TIRAŞ
Baltacı Mehmet Paşa, Rus Savaşındaki başarısızlığı dolayısıyla hapsedilmişti. Sürgün edildiği yerde perişan vaziyette yaşar ve saçı sakalı çok uzadığı halde kendine bakmazmış. Paşayı ziyaret eden bir dostu sitem eder ve şöyle der: - Canım Paşam, berberi çağırıp bir tıraş olsanız! Nedir bu haliniz?
Hayatının bağışlanacağına inanmayan Paşa ümitsizce cevap verir: - Kafa bizim olsunda üstat, tıraş olması kolay.
BALTACI MEHMET PAŞA
Sadrazamlıktan azledilmesinden sonra Baltacı Mehmet Paşa kalebentlikle Midilli adasına sürülmüş ve ardından da Temmuz 1712'de Limni adasına sürgüne gönderilmiştir. Eylül 1712'de Limni adasında hayatını kaybeden Baltacı, vefat ettiğinde yaşı elliyi biraz geçmişti. Mezarı "Niyaz-ı Mısrî'nin gömülü bulunduğu mezarlıktadır.

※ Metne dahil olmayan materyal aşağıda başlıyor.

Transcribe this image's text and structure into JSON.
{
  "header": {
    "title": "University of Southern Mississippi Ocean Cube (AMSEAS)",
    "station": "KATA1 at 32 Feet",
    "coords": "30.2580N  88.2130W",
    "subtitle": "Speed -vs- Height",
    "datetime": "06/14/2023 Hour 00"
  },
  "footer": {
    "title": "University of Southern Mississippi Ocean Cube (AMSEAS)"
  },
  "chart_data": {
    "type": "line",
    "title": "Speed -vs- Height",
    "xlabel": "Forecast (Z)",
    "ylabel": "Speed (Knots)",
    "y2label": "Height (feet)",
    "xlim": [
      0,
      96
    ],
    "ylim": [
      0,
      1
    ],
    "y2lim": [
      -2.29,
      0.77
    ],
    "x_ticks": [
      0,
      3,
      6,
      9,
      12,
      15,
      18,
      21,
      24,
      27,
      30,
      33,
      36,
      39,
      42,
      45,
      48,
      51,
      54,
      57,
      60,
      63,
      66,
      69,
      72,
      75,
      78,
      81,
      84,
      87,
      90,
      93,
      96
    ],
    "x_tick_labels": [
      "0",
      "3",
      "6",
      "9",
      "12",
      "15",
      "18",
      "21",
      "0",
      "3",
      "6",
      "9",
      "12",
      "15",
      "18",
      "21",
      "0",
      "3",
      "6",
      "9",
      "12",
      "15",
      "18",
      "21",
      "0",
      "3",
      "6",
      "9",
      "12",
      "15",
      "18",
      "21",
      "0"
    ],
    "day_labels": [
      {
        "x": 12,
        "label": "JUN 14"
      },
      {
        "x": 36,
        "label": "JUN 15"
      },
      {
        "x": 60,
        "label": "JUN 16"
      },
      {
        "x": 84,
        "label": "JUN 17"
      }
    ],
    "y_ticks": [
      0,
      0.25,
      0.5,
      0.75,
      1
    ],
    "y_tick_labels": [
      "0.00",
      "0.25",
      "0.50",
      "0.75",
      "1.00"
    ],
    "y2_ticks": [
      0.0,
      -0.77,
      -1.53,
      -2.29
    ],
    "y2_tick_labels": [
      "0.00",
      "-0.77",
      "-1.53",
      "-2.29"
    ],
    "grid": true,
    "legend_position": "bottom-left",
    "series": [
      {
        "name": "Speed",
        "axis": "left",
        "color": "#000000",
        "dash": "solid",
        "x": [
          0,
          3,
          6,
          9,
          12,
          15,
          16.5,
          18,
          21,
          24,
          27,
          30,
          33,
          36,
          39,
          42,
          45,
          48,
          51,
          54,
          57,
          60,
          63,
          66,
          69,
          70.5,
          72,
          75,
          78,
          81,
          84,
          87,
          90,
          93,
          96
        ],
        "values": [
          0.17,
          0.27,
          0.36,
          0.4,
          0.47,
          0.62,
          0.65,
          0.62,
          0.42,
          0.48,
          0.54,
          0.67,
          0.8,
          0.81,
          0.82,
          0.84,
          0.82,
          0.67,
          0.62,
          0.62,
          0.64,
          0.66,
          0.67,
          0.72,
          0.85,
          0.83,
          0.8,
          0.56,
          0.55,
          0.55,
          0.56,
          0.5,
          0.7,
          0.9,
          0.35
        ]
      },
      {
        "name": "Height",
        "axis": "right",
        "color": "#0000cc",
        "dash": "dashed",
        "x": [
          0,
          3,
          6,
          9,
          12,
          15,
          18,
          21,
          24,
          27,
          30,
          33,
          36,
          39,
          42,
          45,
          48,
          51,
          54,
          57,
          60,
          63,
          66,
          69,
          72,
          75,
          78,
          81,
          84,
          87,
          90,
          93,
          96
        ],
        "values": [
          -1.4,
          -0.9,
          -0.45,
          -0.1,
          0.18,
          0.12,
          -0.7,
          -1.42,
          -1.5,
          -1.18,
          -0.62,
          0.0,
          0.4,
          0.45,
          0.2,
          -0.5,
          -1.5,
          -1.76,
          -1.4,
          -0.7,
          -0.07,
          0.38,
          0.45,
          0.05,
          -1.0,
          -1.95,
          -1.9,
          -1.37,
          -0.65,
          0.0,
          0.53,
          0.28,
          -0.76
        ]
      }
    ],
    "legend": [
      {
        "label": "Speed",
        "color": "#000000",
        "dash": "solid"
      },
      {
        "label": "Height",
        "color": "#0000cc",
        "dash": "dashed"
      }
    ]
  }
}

Diğer taraftan Baltacı Mehmet Paşa ile Çariçe Katerina arasında bir tür ilişki kurulduğuna dair zaman içinde geniş kapsamlı söylentiler, tartışmalar ve literatür oluşmuşsa da bunun doğru olmadığı Ahmet Akgündüz tarafından yapılan Rus ve Osmanlı kronikleri incelemelerinde belgelenmiştir. Akgündüz'e göre, Sadrazam Baltacı Mehmed Paşa ile Çariçe Katerina'nın olay sırasında karşı karşıya geldiği gibi bir durumun söz konusu olmadığı gibi hatta Katerina'nın o sırada oralarda olduğunu gösteren bir kaynak da mevcut değildir.
KALEBENT: Suçluların bir kale sınırları içinde hapsedilmesi anlamına gelmektedir. Osmanlıda uygulanan kalebentlik cezası, suçluların surlarla çevrili kaleden dışarı çıkmamaları sebebiyle hem hapis hem de kendi memleketlerinden uzak şehirlerin kalelerinde bulunmaları yönüyle de bir çeşit sürgün cezasıdır.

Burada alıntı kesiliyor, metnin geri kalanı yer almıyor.